If we one day want to explore the galaxy (let alone the rest of the universe) we have a speed issue. In late 2023, NASA's Parker Solar Probe achieved the highest speed ever achieved by a human-made object, clocking in at 635,266 kilometers (394,736 miles) per hour.
While impressive, that's only 0.059 percent of the speed of light. Visiting our closest neighbor Proxima Centauri, 4.2 light-years away, at these speeds would take around 7,700 years, making generational ships (or robotic probes) necessary to explore it or any other interesting star further away.
To achieve these speeds, and in other missions to visit objects in the furthest reaches of the Solar System, NASA has regularly employed "gravity assists". As spacecraft approach a large body (planets or a star), momentum is transferred from the planet to the craft, slowing the orbit of the object a tiny amount in exchange for a significant increase in velocity. In essence, you steal a bit of kinetic energy from the planet or star.
"Several robotic spacecraft have used the 'gravity assist' technique to achieve their targets 'high up' in the Sun's gravity well. Voyager 2 launched in August 1977 and flew by Jupiter for reconnaissance, and for a trajectory boost to Saturn," NASA explains.
"Voyager 1 launched the following month and did the same (reaching Jupiter before Voyager 2 did). Voyager 2 then obtained an assist from Saturn and another one later from Uranus, climbing all the way to Neptune and beyond. Galileo took one kick from Venus and two from Earth, while orbiting the Sun en route to its destination, Jupiter. Cassini took two boosts from Venus, one from Earth, and another from Jupiter to gain enough momentum to reach Saturn."

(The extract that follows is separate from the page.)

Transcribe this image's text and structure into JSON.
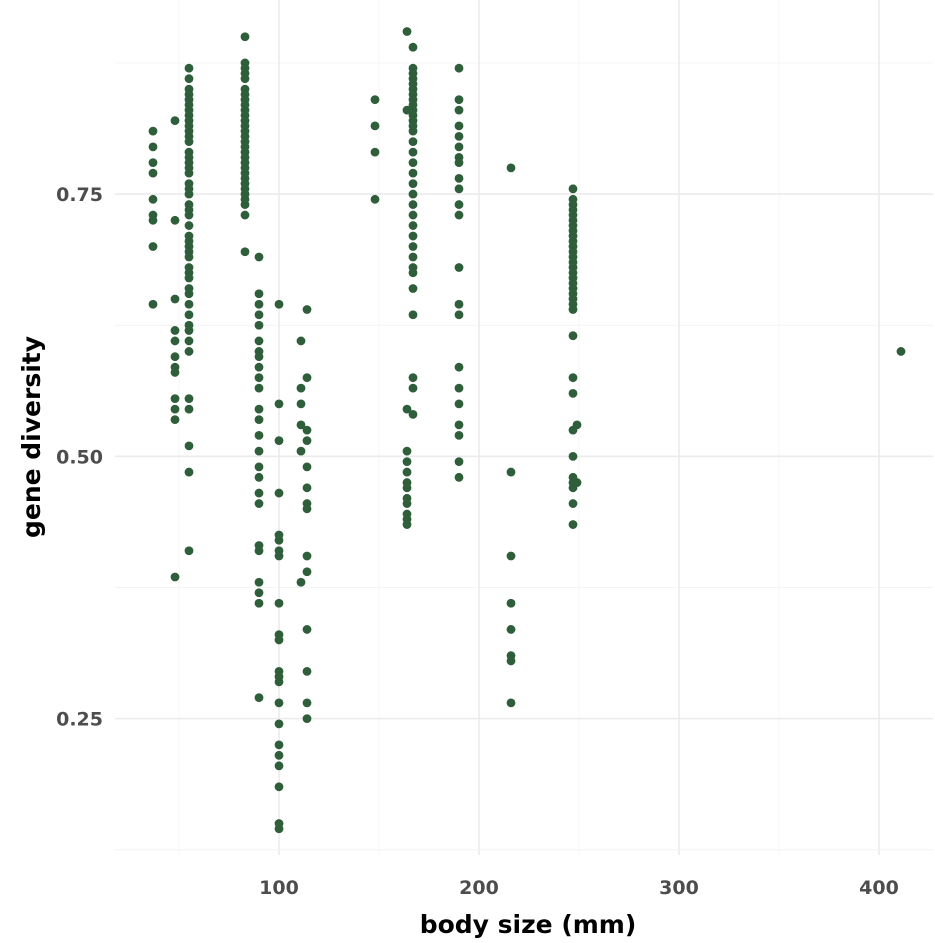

It has been proposed that we could send ships to relativistic speeds by using a gravity assist around a neutron star in a compact binary system. Such a mission would be pretty dangerous, however, and in 2019 David Kipping, assistant professor of astronomy at Columbia University, suggested another way we could use this neat trick safely by instead firing protons around a black hole.

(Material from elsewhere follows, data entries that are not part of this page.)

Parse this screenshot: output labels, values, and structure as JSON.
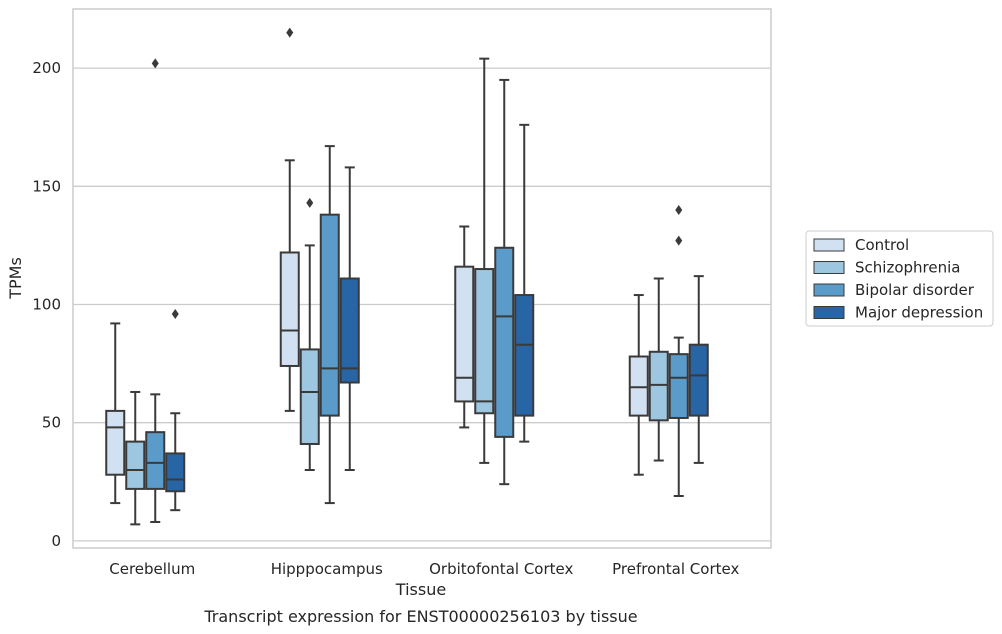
{
  "caption": "Transcript expression for ENST00000256103 by tissue",
  "chart_data": {
    "type": "box",
    "xlabel": "Tissue",
    "ylabel": "TPMs",
    "ylim": [
      -3,
      225
    ],
    "yticks": [
      0,
      50,
      100,
      150,
      200
    ],
    "grid": "horizontal",
    "legend_position": "right",
    "categories": [
      "Cerebellum",
      "Hipppocampus",
      "Orbitofontal Cortex",
      "Prefrontal Cortex"
    ],
    "series": [
      {
        "name": "Control",
        "color": "#d1e1f1",
        "boxes": [
          {
            "whisker_low": 16,
            "q1": 28,
            "median": 48,
            "q3": 55,
            "whisker_high": 92,
            "outliers": []
          },
          {
            "whisker_low": 55,
            "q1": 74,
            "median": 89,
            "q3": 122,
            "whisker_high": 161,
            "outliers": [
              215
            ]
          },
          {
            "whisker_low": 48,
            "q1": 59,
            "median": 69,
            "q3": 116,
            "whisker_high": 133,
            "outliers": []
          },
          {
            "whisker_low": 28,
            "q1": 53,
            "median": 65,
            "q3": 78,
            "whisker_high": 104,
            "outliers": []
          }
        ]
      },
      {
        "name": "Schizophrenia",
        "color": "#9dc6e0",
        "boxes": [
          {
            "whisker_low": 7,
            "q1": 22,
            "median": 30,
            "q3": 42,
            "whisker_high": 63,
            "outliers": []
          },
          {
            "whisker_low": 30,
            "q1": 41,
            "median": 63,
            "q3": 81,
            "whisker_high": 125,
            "outliers": [
              143
            ]
          },
          {
            "whisker_low": 33,
            "q1": 54,
            "median": 59,
            "q3": 115,
            "whisker_high": 204,
            "outliers": []
          },
          {
            "whisker_low": 34,
            "q1": 51,
            "median": 66,
            "q3": 80,
            "whisker_high": 111,
            "outliers": []
          }
        ]
      },
      {
        "name": "Bipolar disorder",
        "color": "#5a9bc9",
        "boxes": [
          {
            "whisker_low": 8,
            "q1": 22,
            "median": 33,
            "q3": 46,
            "whisker_high": 62,
            "outliers": [
              202
            ]
          },
          {
            "whisker_low": 16,
            "q1": 53,
            "median": 73,
            "q3": 138,
            "whisker_high": 167,
            "outliers": []
          },
          {
            "whisker_low": 24,
            "q1": 44,
            "median": 95,
            "q3": 124,
            "whisker_high": 195,
            "outliers": []
          },
          {
            "whisker_low": 19,
            "q1": 52,
            "median": 69,
            "q3": 79,
            "whisker_high": 86,
            "outliers": [
              127,
              140
            ]
          }
        ]
      },
      {
        "name": "Major depression",
        "color": "#2865a5",
        "boxes": [
          {
            "whisker_low": 13,
            "q1": 21,
            "median": 26,
            "q3": 37,
            "whisker_high": 54,
            "outliers": [
              96
            ]
          },
          {
            "whisker_low": 30,
            "q1": 67,
            "median": 73,
            "q3": 111,
            "whisker_high": 158,
            "outliers": []
          },
          {
            "whisker_low": 42,
            "q1": 53,
            "median": 83,
            "q3": 104,
            "whisker_high": 176,
            "outliers": []
          },
          {
            "whisker_low": 33,
            "q1": 53,
            "median": 70,
            "q3": 83,
            "whisker_high": 112,
            "outliers": []
          }
        ]
      }
    ]
  }
}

Black holes are a source of a lot of gravity for an assist, forming from massive stars (or possibly through direct collapse) that have collapsed under their enormous mass, not even allowing light to escape. But trying to fly a spacecraft around one is the behavior of someone who wants to become spaghetti.

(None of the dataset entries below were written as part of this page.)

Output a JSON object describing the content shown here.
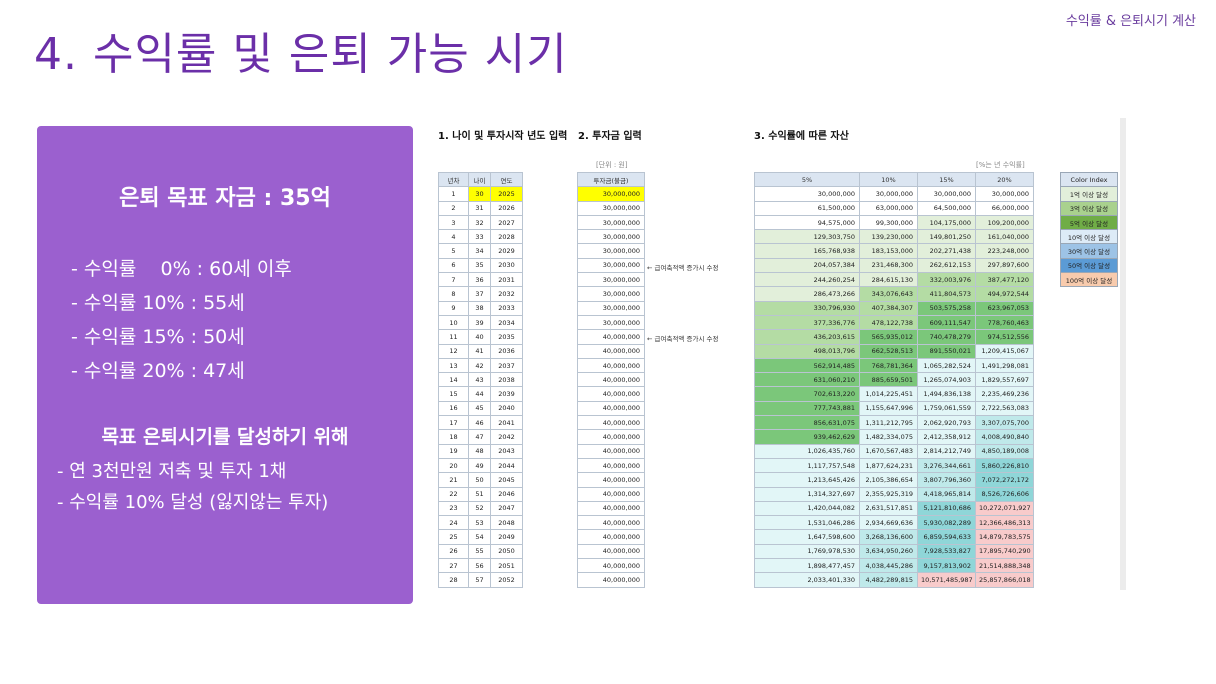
{
  "header": {
    "top_label": "수익률 & 은퇴시기 계산",
    "title": "4. 수익률 및 은퇴 가능 시기"
  },
  "summary": {
    "goal": "은퇴 목표 자금 : 35억",
    "rates": [
      "- 수익률    0% : 60세 이후",
      "- 수익률 10% : 55세",
      "- 수익률 15% : 50세",
      "- 수익률 20% : 47세"
    ],
    "strategy_title": "목표 은퇴시기를 달성하기 위해",
    "strategies": [
      "- 연 3천만원 저축 및 투자 1채",
      "- 수익률 10% 달성 (잃지않는 투자)"
    ]
  },
  "sheet": {
    "section1_title": "1. 나이 및 투자시작 년도 입력",
    "section2_title": "2. 투자금 입력",
    "section3_title": "3. 수익률에 따른 자산",
    "unit_note": "[단위 : 원]",
    "rate_note": "[%는 년 수익률]",
    "note1": "← 급여축적액 증가시 수정",
    "note2": "← 급여축적액 증가시 수정",
    "table1_headers": [
      "년차",
      "나이",
      "연도"
    ],
    "table1_rows": [
      [
        "1",
        "30",
        "2025"
      ],
      [
        "2",
        "31",
        "2026"
      ],
      [
        "3",
        "32",
        "2027"
      ],
      [
        "4",
        "33",
        "2028"
      ],
      [
        "5",
        "34",
        "2029"
      ],
      [
        "6",
        "35",
        "2030"
      ],
      [
        "7",
        "36",
        "2031"
      ],
      [
        "8",
        "37",
        "2032"
      ],
      [
        "9",
        "38",
        "2033"
      ],
      [
        "10",
        "39",
        "2034"
      ],
      [
        "11",
        "40",
        "2035"
      ],
      [
        "12",
        "41",
        "2036"
      ],
      [
        "13",
        "42",
        "2037"
      ],
      [
        "14",
        "43",
        "2038"
      ],
      [
        "15",
        "44",
        "2039"
      ],
      [
        "16",
        "45",
        "2040"
      ],
      [
        "17",
        "46",
        "2041"
      ],
      [
        "18",
        "47",
        "2042"
      ],
      [
        "19",
        "48",
        "2043"
      ],
      [
        "20",
        "49",
        "2044"
      ],
      [
        "21",
        "50",
        "2045"
      ],
      [
        "22",
        "51",
        "2046"
      ],
      [
        "23",
        "52",
        "2047"
      ],
      [
        "24",
        "53",
        "2048"
      ],
      [
        "25",
        "54",
        "2049"
      ],
      [
        "26",
        "55",
        "2050"
      ],
      [
        "27",
        "56",
        "2051"
      ],
      [
        "28",
        "57",
        "2052"
      ]
    ],
    "table2_header": "투자금(불금)",
    "table2_values": [
      "30,000,000",
      "30,000,000",
      "30,000,000",
      "30,000,000",
      "30,000,000",
      "30,000,000",
      "30,000,000",
      "30,000,000",
      "30,000,000",
      "30,000,000",
      "40,000,000",
      "40,000,000",
      "40,000,000",
      "40,000,000",
      "40,000,000",
      "40,000,000",
      "40,000,000",
      "40,000,000",
      "40,000,000",
      "40,000,000",
      "40,000,000",
      "40,000,000",
      "40,000,000",
      "40,000,000",
      "40,000,000",
      "40,000,000",
      "40,000,000",
      "40,000,000"
    ],
    "table3_headers": [
      "5%",
      "10%",
      "15%",
      "20%"
    ],
    "table3_rows": [
      [
        [
          "30,000,000",
          "w"
        ],
        [
          "30,000,000",
          "w"
        ],
        [
          "30,000,000",
          "w"
        ],
        [
          "30,000,000",
          "w"
        ]
      ],
      [
        [
          "61,500,000",
          "w"
        ],
        [
          "63,000,000",
          "w"
        ],
        [
          "64,500,000",
          "w"
        ],
        [
          "66,000,000",
          "w"
        ]
      ],
      [
        [
          "94,575,000",
          "w"
        ],
        [
          "99,300,000",
          "w"
        ],
        [
          "104,175,000",
          "l1"
        ],
        [
          "109,200,000",
          "l1"
        ]
      ],
      [
        [
          "129,303,750",
          "l1"
        ],
        [
          "139,230,000",
          "l1"
        ],
        [
          "149,801,250",
          "l1"
        ],
        [
          "161,040,000",
          "l1"
        ]
      ],
      [
        [
          "165,768,938",
          "l1"
        ],
        [
          "183,153,000",
          "l1"
        ],
        [
          "202,271,438",
          "l1"
        ],
        [
          "223,248,000",
          "l1"
        ]
      ],
      [
        [
          "204,057,384",
          "l1"
        ],
        [
          "231,468,300",
          "l1"
        ],
        [
          "262,612,153",
          "l1"
        ],
        [
          "297,897,600",
          "l1"
        ]
      ],
      [
        [
          "244,260,254",
          "l1"
        ],
        [
          "284,615,130",
          "l1"
        ],
        [
          "332,003,976",
          "l2"
        ],
        [
          "387,477,120",
          "l2"
        ]
      ],
      [
        [
          "286,473,266",
          "l1"
        ],
        [
          "343,076,643",
          "l2"
        ],
        [
          "411,804,573",
          "l2"
        ],
        [
          "494,972,544",
          "l2"
        ]
      ],
      [
        [
          "330,796,930",
          "l2"
        ],
        [
          "407,384,307",
          "l2"
        ],
        [
          "503,575,258",
          "l3"
        ],
        [
          "623,967,053",
          "l3"
        ]
      ],
      [
        [
          "377,336,776",
          "l2"
        ],
        [
          "478,122,738",
          "l2"
        ],
        [
          "609,111,547",
          "l3"
        ],
        [
          "778,760,463",
          "l3"
        ]
      ],
      [
        [
          "436,203,615",
          "l2"
        ],
        [
          "565,935,012",
          "l3"
        ],
        [
          "740,478,279",
          "l3"
        ],
        [
          "974,512,556",
          "l3"
        ]
      ],
      [
        [
          "498,013,796",
          "l2"
        ],
        [
          "662,528,513",
          "l3"
        ],
        [
          "891,550,021",
          "l3"
        ],
        [
          "1,209,415,067",
          "t1"
        ]
      ],
      [
        [
          "562,914,485",
          "l3"
        ],
        [
          "768,781,364",
          "l3"
        ],
        [
          "1,065,282,524",
          "t1"
        ],
        [
          "1,491,298,081",
          "t1"
        ]
      ],
      [
        [
          "631,060,210",
          "l3"
        ],
        [
          "885,659,501",
          "l3"
        ],
        [
          "1,265,074,903",
          "t1"
        ],
        [
          "1,829,557,697",
          "t1"
        ]
      ],
      [
        [
          "702,613,220",
          "l3"
        ],
        [
          "1,014,225,451",
          "t1"
        ],
        [
          "1,494,836,138",
          "t1"
        ],
        [
          "2,235,469,236",
          "t1"
        ]
      ],
      [
        [
          "777,743,881",
          "l3"
        ],
        [
          "1,155,647,996",
          "t1"
        ],
        [
          "1,759,061,559",
          "t1"
        ],
        [
          "2,722,563,083",
          "t1"
        ]
      ],
      [
        [
          "856,631,075",
          "l3"
        ],
        [
          "1,311,212,795",
          "t1"
        ],
        [
          "2,062,920,793",
          "t1"
        ],
        [
          "3,307,075,700",
          "t2"
        ]
      ],
      [
        [
          "939,462,629",
          "l3"
        ],
        [
          "1,482,334,075",
          "t1"
        ],
        [
          "2,412,358,912",
          "t1"
        ],
        [
          "4,008,490,840",
          "t2"
        ]
      ],
      [
        [
          "1,026,435,760",
          "t1"
        ],
        [
          "1,670,567,483",
          "t1"
        ],
        [
          "2,814,212,749",
          "t1"
        ],
        [
          "4,850,189,008",
          "t2"
        ]
      ],
      [
        [
          "1,117,757,548",
          "t1"
        ],
        [
          "1,877,624,231",
          "t1"
        ],
        [
          "3,276,344,661",
          "t2"
        ],
        [
          "5,860,226,810",
          "t3"
        ]
      ],
      [
        [
          "1,213,645,426",
          "t1"
        ],
        [
          "2,105,386,654",
          "t1"
        ],
        [
          "3,807,796,360",
          "t2"
        ],
        [
          "7,072,272,172",
          "t3"
        ]
      ],
      [
        [
          "1,314,327,697",
          "t1"
        ],
        [
          "2,355,925,319",
          "t1"
        ],
        [
          "4,418,965,814",
          "t2"
        ],
        [
          "8,526,726,606",
          "t3"
        ]
      ],
      [
        [
          "1,420,044,082",
          "t1"
        ],
        [
          "2,631,517,851",
          "t1"
        ],
        [
          "5,121,810,686",
          "t3"
        ],
        [
          "10,272,071,927",
          "p"
        ]
      ],
      [
        [
          "1,531,046,286",
          "t1"
        ],
        [
          "2,934,669,636",
          "t1"
        ],
        [
          "5,930,082,289",
          "t3"
        ],
        [
          "12,366,486,313",
          "p"
        ]
      ],
      [
        [
          "1,647,598,600",
          "t1"
        ],
        [
          "3,268,136,600",
          "t2"
        ],
        [
          "6,859,594,633",
          "t3"
        ],
        [
          "14,879,783,575",
          "p"
        ]
      ],
      [
        [
          "1,769,978,530",
          "t1"
        ],
        [
          "3,634,950,260",
          "t2"
        ],
        [
          "7,928,533,827",
          "t3"
        ],
        [
          "17,895,740,290",
          "p"
        ]
      ],
      [
        [
          "1,898,477,457",
          "t1"
        ],
        [
          "4,038,445,286",
          "t2"
        ],
        [
          "9,157,813,902",
          "t3"
        ],
        [
          "21,514,888,348",
          "p"
        ]
      ],
      [
        [
          "2,033,401,330",
          "t1"
        ],
        [
          "4,482,289,815",
          "t2"
        ],
        [
          "10,571,485,987",
          "p"
        ],
        [
          "25,857,866,018",
          "p"
        ]
      ]
    ],
    "legend_header": "Color Index",
    "legend": [
      {
        "label": "1억 이상 달성",
        "color": "#e2efda"
      },
      {
        "label": "3억 이상 달성",
        "color": "#a9d18e"
      },
      {
        "label": "5억 이상 달성",
        "color": "#70ad47"
      },
      {
        "label": "10억 이상 달성",
        "color": "#ddebf7"
      },
      {
        "label": "30억 이상 달성",
        "color": "#9dc3e6"
      },
      {
        "label": "50억 이상 달성",
        "color": "#5b9bd5"
      },
      {
        "label": "100억 이상 달성",
        "color": "#f8cbad"
      }
    ],
    "cell_colors": {
      "w": "#ffffff",
      "l1": "#e2efda",
      "l2": "#b4dca4",
      "l3": "#7bc77a",
      "t1": "#e2f6f7",
      "t2": "#bfe9ea",
      "t3": "#8fd6d8",
      "p": "#f8cbcb"
    }
  }
}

But as light passes through gravitational wells we know that it too gains energy. As light is traveling at the speed limit of the universe – the speed at which all particles without mass must travel – it cannot gain or lose speed from falling into or out of a gravity well. Instead, as light falls into a gravity well its frequency becomes higher and is blue-shifted, while light coming out of a gravity well becomes red-shifted. It is this that is exploited by the "Halo Drive".
The basic idea is that you send a beam of light around a pair of black holes spinning around each other prior to a merger, or a single black hole spinning quickly, and use the higher-energy blue-shifted light to accelerate your spacecraft.
"Using a moving black hole as a gravitational mirror, kinetic energy from the black hole is transferred to the beam of light as a blueshift and upon return the recycled photons not only accelerate, but also add energy to, the spacecraft," Kipping writes in the paper. "It is shown here that this gained energy can be later expended to reach a terminal velocity of approximately 133% the velocity of the black hole."